Coba lihat KTP kita, apa kita jawab waktu ditanya agama kita oleh petugas kelurahan? Ya, Islam, karena itu diketik agama kita Islam alias kita mengaku Muslim.

Bila Anda perempuan, Muslimah wajib berjilbab. Bila Anda tidak berjilbab berarti ada sifat munafik pada diri Anda, sebab pengakuan keIslaman Anda tidak sama dengan perbuatan Anda

Anda tidak shalat?

Anda sering berdua dengan yang bukan mahram Anda?

Anda meminum alkohol?

Anda berzina?

Anda suka melanggar janji dan perkataan?

Itu semua ciri nifak/munafik dalam keIslaman, di mana kita mengaku Muslim tetapi perbuatan kita tak sama dengan pengakuan kita.

Hampir setiap kita memiliki sisi kemunafikan. Setiap maksiat adalah kemunafikan karena bertentangan dengan syahadat kita, sebab dalam syahadat kita berikrar untuk menjadikan Allah sebagai yang disembah dan ditaati, tapi perbuatan kita sebaliknya.

Jadi kalau kita ini masih ahli maksiat, janganlah sedikit-sedikit lihat orang jilbab, “Ah, munafik!”

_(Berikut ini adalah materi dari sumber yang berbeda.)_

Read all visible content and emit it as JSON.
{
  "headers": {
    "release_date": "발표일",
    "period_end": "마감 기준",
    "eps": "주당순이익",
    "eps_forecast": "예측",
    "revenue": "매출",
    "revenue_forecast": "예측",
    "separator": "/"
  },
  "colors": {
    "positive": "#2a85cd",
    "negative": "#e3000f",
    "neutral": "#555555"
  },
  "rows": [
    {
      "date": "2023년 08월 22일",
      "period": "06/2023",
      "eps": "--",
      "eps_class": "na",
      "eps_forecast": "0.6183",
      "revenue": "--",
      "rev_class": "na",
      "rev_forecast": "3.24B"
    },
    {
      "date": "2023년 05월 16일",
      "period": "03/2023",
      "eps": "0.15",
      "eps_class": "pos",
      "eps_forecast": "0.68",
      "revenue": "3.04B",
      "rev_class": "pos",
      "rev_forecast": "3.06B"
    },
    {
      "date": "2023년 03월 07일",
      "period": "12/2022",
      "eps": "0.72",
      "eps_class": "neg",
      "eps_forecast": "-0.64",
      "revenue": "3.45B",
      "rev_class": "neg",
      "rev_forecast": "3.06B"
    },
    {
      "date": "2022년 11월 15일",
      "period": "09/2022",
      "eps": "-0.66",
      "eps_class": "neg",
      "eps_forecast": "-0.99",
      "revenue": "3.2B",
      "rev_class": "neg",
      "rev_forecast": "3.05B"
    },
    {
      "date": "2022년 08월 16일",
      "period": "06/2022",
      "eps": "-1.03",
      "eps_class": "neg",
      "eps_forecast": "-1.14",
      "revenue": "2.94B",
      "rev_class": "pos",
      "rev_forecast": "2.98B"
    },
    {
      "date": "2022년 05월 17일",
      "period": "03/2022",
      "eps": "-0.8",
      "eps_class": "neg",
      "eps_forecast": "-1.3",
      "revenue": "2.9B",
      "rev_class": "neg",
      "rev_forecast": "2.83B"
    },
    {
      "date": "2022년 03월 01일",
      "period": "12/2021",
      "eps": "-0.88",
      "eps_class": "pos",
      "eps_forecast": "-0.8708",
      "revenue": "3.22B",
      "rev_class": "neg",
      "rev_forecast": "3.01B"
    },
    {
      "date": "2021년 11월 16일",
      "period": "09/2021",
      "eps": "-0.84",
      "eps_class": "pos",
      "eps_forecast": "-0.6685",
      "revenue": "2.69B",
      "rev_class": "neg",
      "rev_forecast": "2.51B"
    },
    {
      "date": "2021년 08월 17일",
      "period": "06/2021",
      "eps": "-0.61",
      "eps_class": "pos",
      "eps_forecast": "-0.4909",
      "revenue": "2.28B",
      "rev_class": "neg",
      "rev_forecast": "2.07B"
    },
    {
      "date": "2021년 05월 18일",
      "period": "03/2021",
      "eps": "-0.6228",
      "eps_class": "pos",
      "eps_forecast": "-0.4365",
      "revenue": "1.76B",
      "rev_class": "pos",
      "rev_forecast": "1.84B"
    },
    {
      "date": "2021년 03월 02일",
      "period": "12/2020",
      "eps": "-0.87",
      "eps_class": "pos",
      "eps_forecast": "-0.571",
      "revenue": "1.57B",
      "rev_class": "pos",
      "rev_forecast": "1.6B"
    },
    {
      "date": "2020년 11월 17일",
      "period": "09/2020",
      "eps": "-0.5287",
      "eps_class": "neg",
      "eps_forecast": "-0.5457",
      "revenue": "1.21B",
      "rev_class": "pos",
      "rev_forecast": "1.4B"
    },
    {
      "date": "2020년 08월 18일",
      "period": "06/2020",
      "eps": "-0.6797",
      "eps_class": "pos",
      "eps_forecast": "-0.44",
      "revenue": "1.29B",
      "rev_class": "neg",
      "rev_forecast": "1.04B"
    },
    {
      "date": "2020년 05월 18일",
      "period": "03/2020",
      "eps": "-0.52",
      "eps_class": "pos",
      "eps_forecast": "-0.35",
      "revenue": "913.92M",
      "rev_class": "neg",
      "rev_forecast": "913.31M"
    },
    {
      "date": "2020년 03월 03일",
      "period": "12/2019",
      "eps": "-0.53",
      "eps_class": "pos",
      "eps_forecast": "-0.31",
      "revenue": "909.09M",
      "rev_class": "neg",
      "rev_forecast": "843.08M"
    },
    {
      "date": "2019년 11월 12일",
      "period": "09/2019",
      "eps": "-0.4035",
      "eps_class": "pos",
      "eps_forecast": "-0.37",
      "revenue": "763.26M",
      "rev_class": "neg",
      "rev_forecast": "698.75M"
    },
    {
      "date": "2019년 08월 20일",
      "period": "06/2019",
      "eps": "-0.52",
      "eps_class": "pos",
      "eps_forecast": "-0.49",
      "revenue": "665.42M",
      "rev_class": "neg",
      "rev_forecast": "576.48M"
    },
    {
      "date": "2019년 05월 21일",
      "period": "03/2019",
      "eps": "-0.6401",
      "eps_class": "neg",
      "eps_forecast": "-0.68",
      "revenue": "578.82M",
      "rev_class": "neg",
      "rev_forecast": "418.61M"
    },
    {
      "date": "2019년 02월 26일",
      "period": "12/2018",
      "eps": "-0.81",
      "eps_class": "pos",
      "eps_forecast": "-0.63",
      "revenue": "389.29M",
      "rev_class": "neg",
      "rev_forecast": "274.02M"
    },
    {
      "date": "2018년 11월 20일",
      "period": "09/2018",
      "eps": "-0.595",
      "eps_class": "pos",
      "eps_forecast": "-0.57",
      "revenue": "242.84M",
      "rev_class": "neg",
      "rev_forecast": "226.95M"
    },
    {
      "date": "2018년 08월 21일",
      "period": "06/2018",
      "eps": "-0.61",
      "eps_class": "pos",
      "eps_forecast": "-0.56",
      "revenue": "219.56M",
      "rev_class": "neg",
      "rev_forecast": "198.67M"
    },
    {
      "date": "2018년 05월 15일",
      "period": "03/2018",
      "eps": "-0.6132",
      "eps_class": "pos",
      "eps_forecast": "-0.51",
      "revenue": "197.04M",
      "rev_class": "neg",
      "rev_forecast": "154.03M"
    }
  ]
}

Mendengar Kyai nikah lagi, “Kyai munafik, sorban buat kedok saja!”

Lihat orang ceramah, “Ustadz munafik!”

Mari kita lihat diri kita, tidakkah kita lebih munafik dari dia? Tidakkah kita melanggar janji syahadat kita dengan dosa justru lebih banyak dari dia? Bukankah kita justru lebih gemar berdusta dan mengingkari janji dari dia? Bukankah kita juga sering pura-pura? Tidak pernahkah kita dalam hidup kita bersikap lebih munafik dari dia?

Kalau kita kotor, bercerminlah, jangan mengumbar kata “munafik” yang justru itu menunjukkan betapa kotornya kita.

Ustadz Rudi Wahyudi, SPI.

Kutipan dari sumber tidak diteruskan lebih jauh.